Admitting that she doesn’t talk to her friends at school about it, Ashlyn does get support from her teachers.
Isao says that “my friends have their own lives, I just keep it to myself. I have my mum and little brother to talk to”.
“I understand what’s wrong and what going, there isn’t a cure. I don’t want to get caught up in school with teachers and peers. I don’t see a need for everyone to say ‘aww I feel bad for you’”.
“Let’s focus on what we can do about it. Don’t be all negative, be positive. We know it’s bad, let’s make it better,” says Isao.
Hamish says it’s been so long since dementia has been a part of their lives, that he hasn’t noticed a difference in her parenting, “it hasn’t impacted my family, and that’s partly due to mum’s ability to manage all these things at once”.
“It’s been a really supportive network. I have not been expected to take on these extra roles, but we all just help each other out.”
Even Ashlyn, the youngest on the panel, finds ways to help her dad, “we get him into the routine of getting ready for the day”.
Isao’s worries for his younger brother – Isao’s step-father is his biological father – that he doesn’t have a father figure.

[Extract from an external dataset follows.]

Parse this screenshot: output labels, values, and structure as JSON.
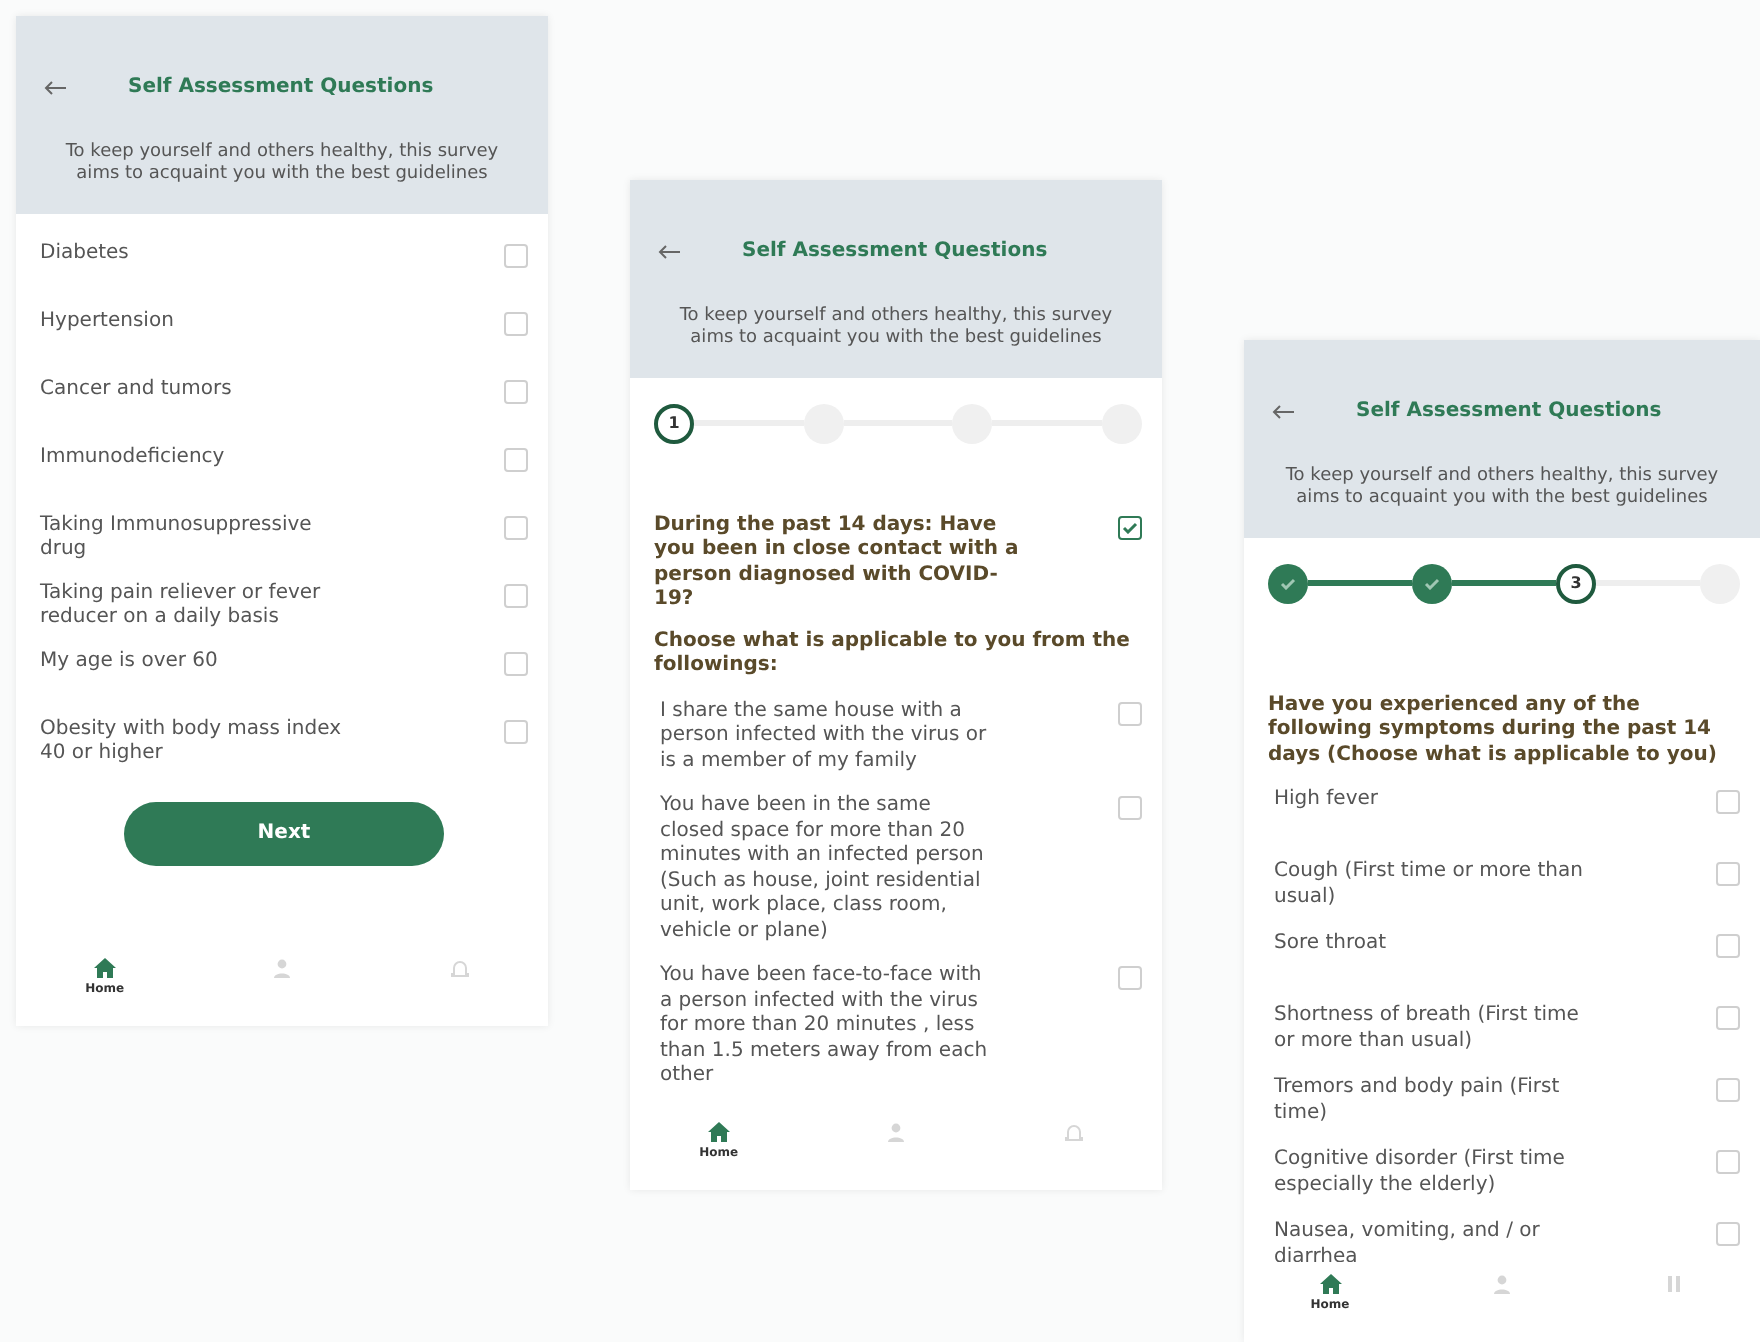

“It’s a big gap to fill, and I’m not the one to fill it. But I do try to help him out and assist him, just be with him.”
An audience member asked Hamish, “if you could have 10 minutes with the Prime Minister what would you tell him we need in terms of dementia?”
Hamish responded, “I don’t know if funding alone is enough, I think it’s more of a social issue than a political one, in terms of how people treat the elderly in general”.
Sure, they could set up more dementia specific centres or supply new funding, but even in my grandmother’s nursing home the reason that they cut staff and the reason they didn’t feed everyone is because they are building other nursing homes.”
“It’s a business, they are economic minded first, and I just don’t think that works when you’re looking after people. Especially people with dementia.”
Another audience member, a mum with dementia who has a daughter the same age as Isao, asked him “if he ever got angry at his situation that he has no control over?”
“It makes me more sad, there’s no point in getting angry”, says Isao, “because you can’t get angry at disease. It’s not something you can just sort things out with – it’s just there.”
“It makes me more sad that there is no cure, no treatment to fix it. If we do combine our knowledge and technology, then I think we could make things easier, definitely.”
Ashlyn said “having someone with dementia in the family can be a really good thing because then you learn how to be a really caring person”.
Hearing from young people who are impacted by dementia, a challenging illness in their family, it’s truly remarkable how they find ways to become resilient and turn it into a positive.